A veces, ser etiquetado como santo puede parecer un estatus privilegiado que beneficia a las personas canonizadas. Sin embargo, los santos no ganan nada con nuestra veneración, pues ya poseen la bienaventuranza eterna del Cielo.
San Bernardo de Claraval ofrece una hermosa reflexión sobre esta realidad en un sermón que aparece en el Oficio de Lectura.
¿Por qué nuestra alabanza y glorificación, o incluso la celebración del día [de Todos los Santos], deberían significar algo para los santos? ¿Qué les importa el honor terrenal cuando su Padre celestial los honra cumpliendo la fiel promesa del Hijo? ¿Qué significa para ellos nuestro elogio?

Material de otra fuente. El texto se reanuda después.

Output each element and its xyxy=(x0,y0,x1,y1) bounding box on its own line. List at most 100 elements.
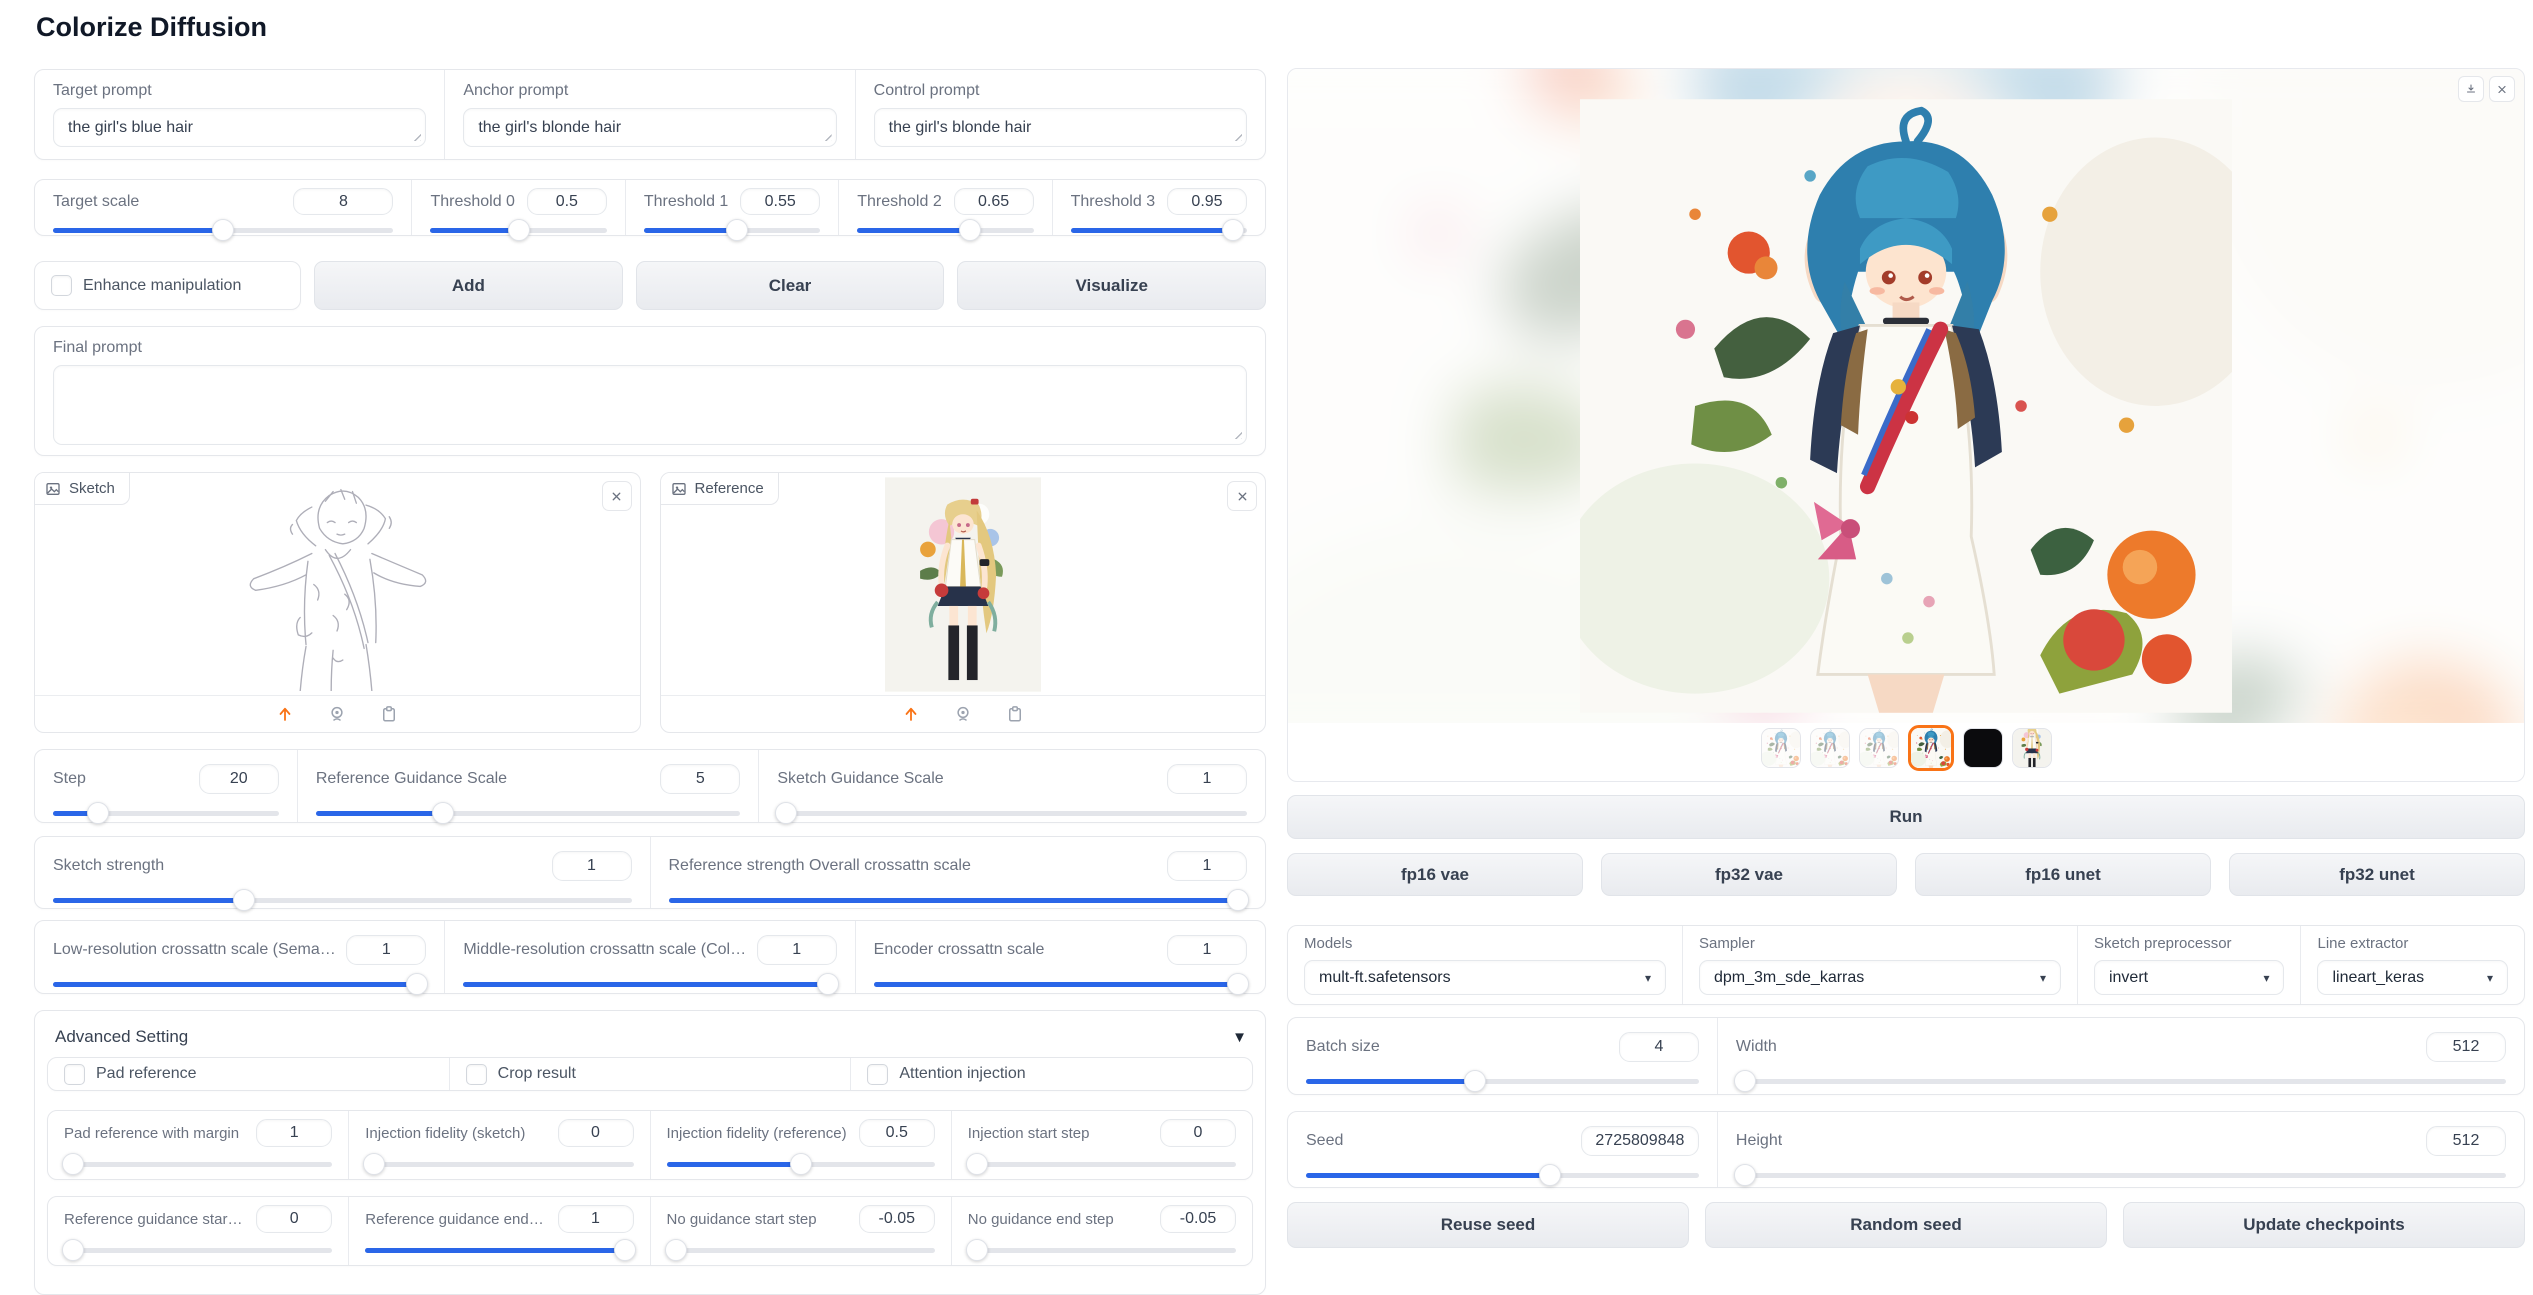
slider-handle[interactable] xyxy=(1734,1070,1756,1092)
low-res-crossattn-input[interactable] xyxy=(346,935,426,965)
close-gallery-button[interactable] xyxy=(2489,76,2515,102)
reference-guidance-start-step-slider[interactable] xyxy=(64,1239,332,1256)
fp16-unet-button[interactable]: fp16 unet xyxy=(1915,853,2211,896)
sketch-image[interactable] xyxy=(35,473,640,696)
low-res-crossattn-slider[interactable] xyxy=(53,973,426,981)
reference-strength-slider[interactable] xyxy=(669,889,1248,896)
sketch-strength-slider[interactable] xyxy=(53,889,632,896)
slider-handle[interactable] xyxy=(1222,219,1244,241)
gallery-thumbnail-4-selected[interactable] xyxy=(1908,725,1954,771)
gallery-thumbnail-6[interactable] xyxy=(2012,728,2052,768)
attention-injection-toggle[interactable]: Attention injection xyxy=(850,1058,1252,1090)
mid-res-crossattn-slider[interactable] xyxy=(463,973,836,981)
clipboard-icon[interactable] xyxy=(380,705,398,723)
seed-input[interactable] xyxy=(1581,1126,1699,1156)
slider-handle[interactable] xyxy=(233,889,255,911)
crop-result-checkbox[interactable] xyxy=(466,1064,487,1085)
slider-handle[interactable] xyxy=(966,1153,988,1175)
triangle-down-icon[interactable]: ▼ xyxy=(1232,1029,1247,1046)
slider-handle[interactable] xyxy=(432,802,454,824)
threshold-1-slider[interactable] xyxy=(644,219,820,226)
control-prompt-input[interactable]: the girl's blonde hair xyxy=(874,108,1247,147)
pad-reference-margin-input[interactable] xyxy=(256,1119,332,1147)
slider-handle[interactable] xyxy=(817,973,839,995)
slider-handle[interactable] xyxy=(614,1239,636,1261)
encoder-crossattn-slider[interactable] xyxy=(874,973,1247,981)
sketch-guidance-scale-slider[interactable] xyxy=(777,802,1247,810)
no-guidance-end-step-slider[interactable] xyxy=(968,1239,1236,1256)
mid-res-crossattn-input[interactable] xyxy=(757,935,837,965)
slider-handle[interactable] xyxy=(1734,1164,1756,1186)
seed-slider[interactable] xyxy=(1306,1164,1699,1175)
gallery-thumbnail-1[interactable] xyxy=(1761,728,1801,768)
sketch-preprocessor-dropdown[interactable]: invert ▾ xyxy=(2094,960,2285,995)
gallery-thumbnail-2[interactable] xyxy=(1810,728,1850,768)
enhance-manipulation-toggle[interactable]: Enhance manipulation xyxy=(34,261,301,310)
injection-fidelity-sketch-input[interactable] xyxy=(558,1119,634,1147)
batch-size-slider[interactable] xyxy=(1306,1070,1699,1082)
slider-handle[interactable] xyxy=(790,1153,812,1175)
threshold-2-input[interactable] xyxy=(954,188,1034,215)
result-image[interactable] xyxy=(1580,99,2232,713)
injection-start-step-slider[interactable] xyxy=(968,1153,1236,1170)
webcam-icon[interactable] xyxy=(954,705,972,723)
sketch-guidance-scale-input[interactable] xyxy=(1167,764,1247,794)
reference-strength-input[interactable] xyxy=(1167,851,1247,881)
upload-arrow-icon[interactable] xyxy=(276,705,294,723)
reference-guidance-scale-input[interactable] xyxy=(660,764,740,794)
slider-handle[interactable] xyxy=(726,219,748,241)
crop-result-toggle[interactable]: Crop result xyxy=(449,1058,851,1090)
slider-handle[interactable] xyxy=(212,219,234,241)
reference-clear-button[interactable] xyxy=(1227,481,1257,511)
advanced-settings-header[interactable]: Advanced Setting ▼ xyxy=(47,1021,1253,1051)
slider-handle[interactable] xyxy=(966,1239,988,1261)
height-input[interactable] xyxy=(2426,1126,2506,1156)
width-slider[interactable] xyxy=(1736,1070,2506,1082)
enhance-manipulation-checkbox[interactable] xyxy=(51,275,72,296)
slider-handle[interactable] xyxy=(62,1153,84,1175)
slider-handle[interactable] xyxy=(1539,1164,1561,1186)
anchor-prompt-input[interactable]: the girl's blonde hair xyxy=(463,108,836,147)
slider-handle[interactable] xyxy=(406,973,428,995)
encoder-crossattn-input[interactable] xyxy=(1167,935,1247,965)
reuse-seed-button[interactable]: Reuse seed xyxy=(1287,1202,1689,1248)
threshold-2-slider[interactable] xyxy=(857,219,1033,226)
sketch-clear-button[interactable] xyxy=(602,481,632,511)
step-slider[interactable] xyxy=(53,802,279,810)
height-slider[interactable] xyxy=(1736,1164,2506,1175)
slider-handle[interactable] xyxy=(1227,889,1249,911)
step-input[interactable] xyxy=(199,764,279,794)
sketch-strength-input[interactable] xyxy=(552,851,632,881)
slider-handle[interactable] xyxy=(959,219,981,241)
reference-guidance-end-step-slider[interactable] xyxy=(365,1239,633,1256)
pad-reference-margin-slider[interactable] xyxy=(64,1153,332,1170)
gallery-thumbnail-5[interactable] xyxy=(1963,728,2003,768)
line-extractor-dropdown[interactable]: lineart_keras ▾ xyxy=(2317,960,2508,995)
slider-handle[interactable] xyxy=(665,1239,687,1261)
injection-start-step-input[interactable] xyxy=(1160,1119,1236,1147)
pad-reference-toggle[interactable]: Pad reference xyxy=(48,1058,449,1090)
slider-handle[interactable] xyxy=(508,219,530,241)
gallery-thumbnail-3[interactable] xyxy=(1859,728,1899,768)
run-button[interactable]: Run xyxy=(1287,795,2525,839)
slider-handle[interactable] xyxy=(1227,973,1249,995)
models-dropdown[interactable]: mult-ft.safetensors ▾ xyxy=(1304,960,1666,995)
no-guidance-start-step-input[interactable] xyxy=(859,1205,935,1233)
width-input[interactable] xyxy=(2426,1032,2506,1062)
clear-button[interactable]: Clear xyxy=(636,261,945,310)
update-checkpoints-button[interactable]: Update checkpoints xyxy=(2123,1202,2525,1248)
fp32-vae-button[interactable]: fp32 vae xyxy=(1601,853,1897,896)
batch-size-input[interactable] xyxy=(1619,1032,1699,1062)
reference-guidance-end-step-input[interactable] xyxy=(558,1205,634,1233)
reference-guidance-scale-slider[interactable] xyxy=(316,802,741,810)
slider-handle[interactable] xyxy=(62,1239,84,1261)
target-prompt-input[interactable]: the girl's blue hair xyxy=(53,108,426,147)
add-button[interactable]: Add xyxy=(314,261,623,310)
no-guidance-end-step-input[interactable] xyxy=(1160,1205,1236,1233)
threshold-1-input[interactable] xyxy=(740,188,820,215)
fp32-unet-button[interactable]: fp32 unet xyxy=(2229,853,2525,896)
injection-fidelity-sketch-slider[interactable] xyxy=(365,1153,633,1170)
upload-arrow-icon[interactable] xyxy=(902,705,920,723)
attention-injection-checkbox[interactable] xyxy=(867,1064,888,1085)
pad-reference-checkbox[interactable] xyxy=(64,1064,85,1085)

Los santos no necesitan honor de nuestra parte; nuestra devoción tampoco añade lo más mínimo a la de ellos.
¿Quién se beneficia de nuestra veneración a los santos?

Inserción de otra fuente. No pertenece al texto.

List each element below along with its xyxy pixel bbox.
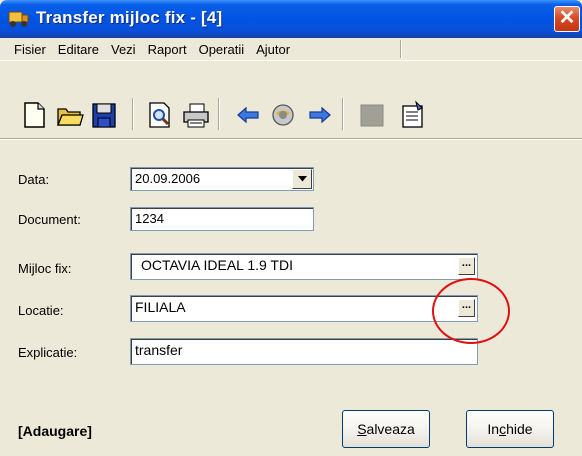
save-button[interactable]: Salveaza [342, 410, 430, 448]
menu-fisier[interactable]: Fisier [8, 42, 52, 57]
truck-app-icon [8, 11, 29, 27]
grey-box-icon[interactable] [358, 100, 386, 130]
search-globe-icon[interactable] [270, 100, 298, 130]
close-icon: ✕ [558, 7, 576, 29]
ellipsis-icon: ... [461, 257, 472, 269]
explicatie-label: Explicatie: [18, 345, 78, 360]
document-field[interactable]: 1234 [130, 207, 314, 231]
menu-vezi[interactable]: Vezi [105, 42, 142, 57]
data-combobox[interactable]: 20.09.2006 [130, 167, 314, 191]
menu-ajutor[interactable]: Ajutor [250, 42, 296, 57]
mijloc-fix-field[interactable]: OCTAVIA IDEAL 1.9 TDI ... [130, 253, 478, 280]
mijloc-fix-label: Mijloc fix: [18, 261, 72, 276]
locatie-value: FILIALA [135, 299, 186, 315]
title-bar: Transfer mijloc fix - [4] ✕ [0, 0, 582, 38]
data-dropdown-button[interactable] [292, 169, 312, 189]
save-button-accelerator: S [357, 421, 367, 437]
mijloc-fix-browse-button[interactable]: ... [458, 257, 475, 275]
explicatie-value: transfer [135, 342, 183, 358]
document-label: Document: [18, 212, 81, 227]
forward-arrow-icon[interactable] [306, 100, 334, 130]
close-button-label-end: hide [506, 421, 533, 437]
menu-separator [400, 40, 402, 58]
back-arrow-icon[interactable] [234, 100, 262, 130]
document-value: 1234 [135, 211, 164, 226]
data-value: 20.09.2006 [135, 171, 201, 186]
menu-raport[interactable]: Raport [142, 42, 193, 57]
menu-operatii[interactable]: Operatii [193, 42, 251, 57]
save-disk-icon[interactable] [90, 100, 118, 130]
toolbar-separator [218, 98, 220, 130]
print-icon[interactable] [182, 100, 210, 130]
menu-editare[interactable]: Editare [52, 42, 105, 57]
save-button-label: alveaza [366, 421, 415, 437]
window-title: Transfer mijloc fix - [4] [36, 8, 223, 27]
toolbar-separator [132, 98, 134, 130]
close-window-button[interactable]: ✕ [554, 6, 580, 32]
print-preview-icon[interactable] [146, 100, 174, 130]
explicatie-field[interactable]: transfer [130, 338, 478, 365]
mode-status: [Adaugare] [18, 423, 92, 439]
menu-bar: Fisier Editare Vezi Raport Operatii Ajut… [0, 38, 582, 60]
highlight-circle [432, 278, 510, 344]
close-button-label-start: In [487, 421, 500, 437]
new-document-icon[interactable] [20, 100, 48, 130]
chevron-down-icon [297, 176, 307, 182]
toolbar-bottom-border [0, 138, 582, 140]
data-label: Data: [18, 172, 50, 187]
locatie-label: Locatie: [18, 303, 64, 318]
mijloc-fix-value: OCTAVIA IDEAL 1.9 TDI [141, 257, 293, 273]
close-button[interactable]: Inchide [466, 410, 554, 448]
locatie-field[interactable]: FILIALA ... [130, 295, 478, 322]
open-folder-icon[interactable] [56, 100, 84, 130]
toolbar-separator [342, 98, 344, 130]
properties-icon[interactable] [398, 100, 426, 130]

San Bernardo explica que nosotros somos los primeros beneficiarios de la veneración de los santos.
Es evidente que si veneramos su memoria, nos sirve a nosotros, no a ellos. Pero les digo que cuando pienso en ellos me siento inflamado por un anhelo tremendo.
Recordar a los santos inspira, o mejor dicho, despierta en nosotros, sobre todo, el deseo de disfrutar de su compañía, tan deseable en sí misma. Anhelamos compartir la ciudadanía del cielo, morar con los espíritus de los bienaventurados, unirnos a la asamblea de los patriarcas, a las filas de los profetas, al concilio de los apóstoles, a la gran hueste de los mártires, a la noble compañía de los confesores y a los coros de vírgenes. En resumen, anhelamos estar unidos en la felicidad con todos los santos.
Cada vez que recordamos a los santos, celebramos su fiesta o incluso erigimos una estatua, gozamos de una ayuda para anhelar estar unidos a ellos en el cielo e imitar su ejemplo en la tierra.
Los santos no necesitan nada de nosotros, pero nosotros necesitamos cualquier cosa que nos pueda acercar al Cielo.